Pre-deploy checklist
Before rolling this out anywhere with real traffic:
SDK initialization is wrapped in try/catch; telemetry failure cannot take down the agent
All four hooks (SessionStart / PreToolUse / PostToolUse / SessionEnd) emit and close spans consistently
traceparent injection is restricted to HTTP/SSE MCP servers — never stdio
No span attribute carries full prompts or PII; preview is capped at 200 characters
Tail-Based sampling captures all errors, all slow traces, and a 10% probabilistic baseline
Daily span volume forecast fits inside your observability vendor's plan
Dashboard surfaces the five core signals; alerts fire on session failure rate > 5%, p95 latency > 30s, MCP error rate > 10%
Where to start if this feels like a lot
Don't try to ship everything at once. The honest pacing I'd recommend is one day on SDK init, one day on hook integration, two to three days on sampling tuning, in that order. For a weekend experiment, set up SessionStart plus PreToolUse/PostToolUse only and pipe spans into a local Jaeger container. The moment the trace lights up, the agent stops being a black box.

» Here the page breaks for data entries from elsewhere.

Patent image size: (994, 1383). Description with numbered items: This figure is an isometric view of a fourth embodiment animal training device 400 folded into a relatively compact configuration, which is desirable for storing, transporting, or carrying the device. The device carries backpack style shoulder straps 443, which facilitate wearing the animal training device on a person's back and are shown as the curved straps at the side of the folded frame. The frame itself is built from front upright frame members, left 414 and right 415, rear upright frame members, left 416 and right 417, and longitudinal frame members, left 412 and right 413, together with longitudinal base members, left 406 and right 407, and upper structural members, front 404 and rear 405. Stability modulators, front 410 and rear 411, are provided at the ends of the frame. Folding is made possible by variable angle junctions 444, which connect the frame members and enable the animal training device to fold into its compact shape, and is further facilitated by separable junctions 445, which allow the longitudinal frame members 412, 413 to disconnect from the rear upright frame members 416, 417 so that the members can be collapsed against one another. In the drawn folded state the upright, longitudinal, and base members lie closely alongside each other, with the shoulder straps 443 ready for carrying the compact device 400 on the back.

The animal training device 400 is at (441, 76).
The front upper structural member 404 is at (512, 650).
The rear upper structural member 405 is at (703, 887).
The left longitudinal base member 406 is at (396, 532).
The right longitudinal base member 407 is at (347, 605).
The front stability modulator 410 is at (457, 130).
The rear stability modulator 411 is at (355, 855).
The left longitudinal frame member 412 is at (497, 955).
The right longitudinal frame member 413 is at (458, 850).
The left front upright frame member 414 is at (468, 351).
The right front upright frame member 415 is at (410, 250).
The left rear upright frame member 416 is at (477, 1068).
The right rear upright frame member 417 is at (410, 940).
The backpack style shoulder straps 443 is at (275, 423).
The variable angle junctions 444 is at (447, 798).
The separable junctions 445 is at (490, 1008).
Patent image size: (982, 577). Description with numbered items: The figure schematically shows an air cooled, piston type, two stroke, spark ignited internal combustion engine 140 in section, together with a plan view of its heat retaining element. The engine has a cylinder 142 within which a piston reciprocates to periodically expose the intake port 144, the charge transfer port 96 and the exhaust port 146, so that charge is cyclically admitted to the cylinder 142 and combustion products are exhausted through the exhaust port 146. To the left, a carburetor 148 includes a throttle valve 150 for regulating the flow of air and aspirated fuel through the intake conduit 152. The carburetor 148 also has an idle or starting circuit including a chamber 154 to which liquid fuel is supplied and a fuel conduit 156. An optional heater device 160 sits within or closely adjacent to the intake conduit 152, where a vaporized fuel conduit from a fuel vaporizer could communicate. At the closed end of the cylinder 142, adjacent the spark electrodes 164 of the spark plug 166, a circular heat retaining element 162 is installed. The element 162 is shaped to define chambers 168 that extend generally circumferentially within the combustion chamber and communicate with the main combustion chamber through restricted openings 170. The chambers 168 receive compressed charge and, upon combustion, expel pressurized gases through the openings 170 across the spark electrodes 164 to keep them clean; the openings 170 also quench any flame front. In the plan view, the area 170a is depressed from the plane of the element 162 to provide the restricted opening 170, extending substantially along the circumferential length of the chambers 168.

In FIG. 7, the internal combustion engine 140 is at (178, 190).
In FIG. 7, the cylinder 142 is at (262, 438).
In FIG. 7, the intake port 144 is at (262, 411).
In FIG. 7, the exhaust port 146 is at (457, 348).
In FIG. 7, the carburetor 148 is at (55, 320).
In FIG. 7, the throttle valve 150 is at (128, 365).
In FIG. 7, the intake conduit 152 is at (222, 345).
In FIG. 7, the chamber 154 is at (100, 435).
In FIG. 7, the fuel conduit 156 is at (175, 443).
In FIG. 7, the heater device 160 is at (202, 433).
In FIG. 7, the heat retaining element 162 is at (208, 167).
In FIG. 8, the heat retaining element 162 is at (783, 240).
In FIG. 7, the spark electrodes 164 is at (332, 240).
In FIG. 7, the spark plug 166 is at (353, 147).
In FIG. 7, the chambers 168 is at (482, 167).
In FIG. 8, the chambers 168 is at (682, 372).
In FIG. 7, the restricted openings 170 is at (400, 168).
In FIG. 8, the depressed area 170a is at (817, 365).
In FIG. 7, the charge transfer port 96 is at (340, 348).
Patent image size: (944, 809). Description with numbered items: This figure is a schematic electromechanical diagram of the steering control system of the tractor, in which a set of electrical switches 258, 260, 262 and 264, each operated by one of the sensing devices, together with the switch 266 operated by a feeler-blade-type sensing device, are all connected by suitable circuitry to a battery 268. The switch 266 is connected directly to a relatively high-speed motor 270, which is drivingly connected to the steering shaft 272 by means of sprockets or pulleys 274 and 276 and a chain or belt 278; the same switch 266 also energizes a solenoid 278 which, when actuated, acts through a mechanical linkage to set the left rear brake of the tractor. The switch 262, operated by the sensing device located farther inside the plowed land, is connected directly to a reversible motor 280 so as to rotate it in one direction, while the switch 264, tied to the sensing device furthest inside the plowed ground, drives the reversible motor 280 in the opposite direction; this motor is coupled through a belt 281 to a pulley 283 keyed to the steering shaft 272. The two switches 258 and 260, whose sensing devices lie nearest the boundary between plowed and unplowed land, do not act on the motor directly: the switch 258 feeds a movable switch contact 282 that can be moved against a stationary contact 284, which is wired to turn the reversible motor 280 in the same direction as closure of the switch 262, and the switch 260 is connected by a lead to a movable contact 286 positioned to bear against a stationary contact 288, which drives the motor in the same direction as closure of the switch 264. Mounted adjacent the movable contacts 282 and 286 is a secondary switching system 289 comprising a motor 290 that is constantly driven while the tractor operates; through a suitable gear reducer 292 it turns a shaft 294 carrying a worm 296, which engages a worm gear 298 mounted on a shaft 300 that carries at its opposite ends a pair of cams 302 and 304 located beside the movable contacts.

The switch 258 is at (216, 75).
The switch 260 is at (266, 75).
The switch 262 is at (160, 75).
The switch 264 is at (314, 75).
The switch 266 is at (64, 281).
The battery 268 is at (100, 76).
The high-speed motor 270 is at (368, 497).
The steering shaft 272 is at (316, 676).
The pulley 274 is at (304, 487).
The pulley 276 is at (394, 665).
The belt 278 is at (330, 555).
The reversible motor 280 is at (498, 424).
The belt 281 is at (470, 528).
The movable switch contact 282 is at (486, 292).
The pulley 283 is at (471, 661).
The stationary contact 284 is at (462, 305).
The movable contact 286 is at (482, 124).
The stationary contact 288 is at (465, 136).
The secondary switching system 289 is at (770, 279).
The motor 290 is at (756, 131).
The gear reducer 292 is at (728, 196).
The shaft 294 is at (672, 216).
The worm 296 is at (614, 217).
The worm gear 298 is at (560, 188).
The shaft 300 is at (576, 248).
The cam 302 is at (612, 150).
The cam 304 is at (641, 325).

The deeper sampling and Tail-Based logic can wait until you can see your real data volume. Don't over-engineer day one — the goal is "small and visible," not "perfect and theoretical."
The thing that hits home once you operate agents at scale is that observability isn't a nice-to-have. It's the difference between knowing what your system is doing and hoping. Start now and your operational load three months from now will look entirely different.